LUMINA-1 was a dose-ranging Phase II study enrolling forty-six (46) patients with primary FSGS. The primary efficacy measure was a change in proteinuria (measured by urine protein to creatinine ratio (UPCR)) in four blinded treatment groups (three active CCX140 doses vs. placebo) from baseline to week 12. At week 12, all subjects including those in the placebo group were then treated with the highest dose of CCX140, 15 mg twice daily (BID) for an additional 12 weeks of treatment, after which UPCR changes from week 12 to week 24 were also assessed. In the intent to treat (ITT) analysis of UPCR changes at week 12 relative to baseline, the 15 mg BID CCX140 group exhibited the greatest reduction of UPCR (median reduction from baseline 0.9 g/g or approximately 30%, and approximately 25% reduction from baseline for the geometric mean), but that did not differ significantly from the placebo group (median reduction from baseline 0.45 g/g; or approximately 22%, and approximately 23% reduction from baseline for the geometric mean). Also, after crossover of the blinded portion of the trial to 15 mg BID active dosing, the previous placebo group did not appear to exhibit an additional reduction of UPCR. CCX140 at all doses was well-tolerated, with no serious adverse events (SAEs) during the blinded trial and a numerically lower rate of treatment-emergent adverse events in the CCX140 treatment groups than in the placebo group. A full analysis of the data is underway and expanded results are expected to be announced at medical meetings later in the year.

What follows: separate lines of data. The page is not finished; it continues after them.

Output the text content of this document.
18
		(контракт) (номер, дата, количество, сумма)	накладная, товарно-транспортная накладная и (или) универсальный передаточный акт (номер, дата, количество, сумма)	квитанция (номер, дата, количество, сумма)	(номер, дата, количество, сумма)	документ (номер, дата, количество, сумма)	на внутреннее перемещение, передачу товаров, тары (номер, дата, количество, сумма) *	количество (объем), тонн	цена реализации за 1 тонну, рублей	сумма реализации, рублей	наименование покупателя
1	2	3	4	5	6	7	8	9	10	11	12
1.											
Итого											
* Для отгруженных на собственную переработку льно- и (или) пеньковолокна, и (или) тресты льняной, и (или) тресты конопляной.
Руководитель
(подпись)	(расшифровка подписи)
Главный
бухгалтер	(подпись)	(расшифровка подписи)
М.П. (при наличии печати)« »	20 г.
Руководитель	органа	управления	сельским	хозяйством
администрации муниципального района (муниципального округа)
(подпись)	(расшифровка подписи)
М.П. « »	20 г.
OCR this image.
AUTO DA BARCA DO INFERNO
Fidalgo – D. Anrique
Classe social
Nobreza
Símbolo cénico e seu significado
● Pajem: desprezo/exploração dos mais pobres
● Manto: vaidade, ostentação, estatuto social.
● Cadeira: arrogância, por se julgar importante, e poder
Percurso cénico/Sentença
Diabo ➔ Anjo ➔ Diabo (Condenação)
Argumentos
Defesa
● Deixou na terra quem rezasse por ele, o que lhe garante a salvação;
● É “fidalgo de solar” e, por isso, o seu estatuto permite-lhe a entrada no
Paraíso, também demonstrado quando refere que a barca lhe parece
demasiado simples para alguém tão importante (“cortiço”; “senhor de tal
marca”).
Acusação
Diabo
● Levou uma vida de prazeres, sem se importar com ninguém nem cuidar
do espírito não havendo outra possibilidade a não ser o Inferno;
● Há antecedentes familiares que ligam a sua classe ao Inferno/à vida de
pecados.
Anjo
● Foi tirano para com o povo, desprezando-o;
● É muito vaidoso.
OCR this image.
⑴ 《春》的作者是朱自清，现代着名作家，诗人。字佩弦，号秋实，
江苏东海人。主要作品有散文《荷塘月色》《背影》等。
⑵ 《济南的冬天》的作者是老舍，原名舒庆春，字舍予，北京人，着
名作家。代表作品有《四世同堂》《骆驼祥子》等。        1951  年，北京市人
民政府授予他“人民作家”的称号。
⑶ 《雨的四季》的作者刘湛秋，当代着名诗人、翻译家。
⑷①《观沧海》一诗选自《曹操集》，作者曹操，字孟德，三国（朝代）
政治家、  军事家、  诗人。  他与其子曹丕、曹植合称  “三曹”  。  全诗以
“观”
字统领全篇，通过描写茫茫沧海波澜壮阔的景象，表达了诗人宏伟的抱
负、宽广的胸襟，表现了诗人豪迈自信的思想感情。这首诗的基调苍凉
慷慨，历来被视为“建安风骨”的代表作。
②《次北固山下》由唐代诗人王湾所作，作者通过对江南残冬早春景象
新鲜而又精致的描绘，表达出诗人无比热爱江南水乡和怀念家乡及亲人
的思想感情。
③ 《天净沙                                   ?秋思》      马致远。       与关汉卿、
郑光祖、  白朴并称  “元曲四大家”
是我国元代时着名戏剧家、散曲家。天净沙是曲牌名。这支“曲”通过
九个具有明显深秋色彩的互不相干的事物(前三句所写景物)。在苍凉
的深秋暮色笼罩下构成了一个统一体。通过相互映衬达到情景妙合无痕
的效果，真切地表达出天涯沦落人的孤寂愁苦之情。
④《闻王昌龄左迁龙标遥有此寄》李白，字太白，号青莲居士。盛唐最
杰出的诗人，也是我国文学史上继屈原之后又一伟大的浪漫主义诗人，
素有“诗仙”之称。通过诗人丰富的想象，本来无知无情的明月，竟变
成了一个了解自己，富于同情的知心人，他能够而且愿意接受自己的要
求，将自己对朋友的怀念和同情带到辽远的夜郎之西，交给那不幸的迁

The CCX140 clinical development program in FSGS is distinct from the Companys complement 5a receptor inhibitor, avacopan. Avacopan is an orally-administered small molecule that is a selective inhibitor of the complement C5a receptor, or C5aR. In the pivotal Phase III ADVOCATE trial, avacopan demonstrated the ability to induce vasculitis remission at 26 weeks and statistical superiority in sustaining vasculitis remission at 52 weeks. The topline safety results revealed an acceptable safety profile in this serious and life-threatening disease with fewer subjects having serious after events in the avacopan group than in the glucocorticoid-containing standard of care. The Company is also developing avacopan for the treatment of patients with C3 glomerulopathy (C3G) and hidradenitis suppurativa (HS).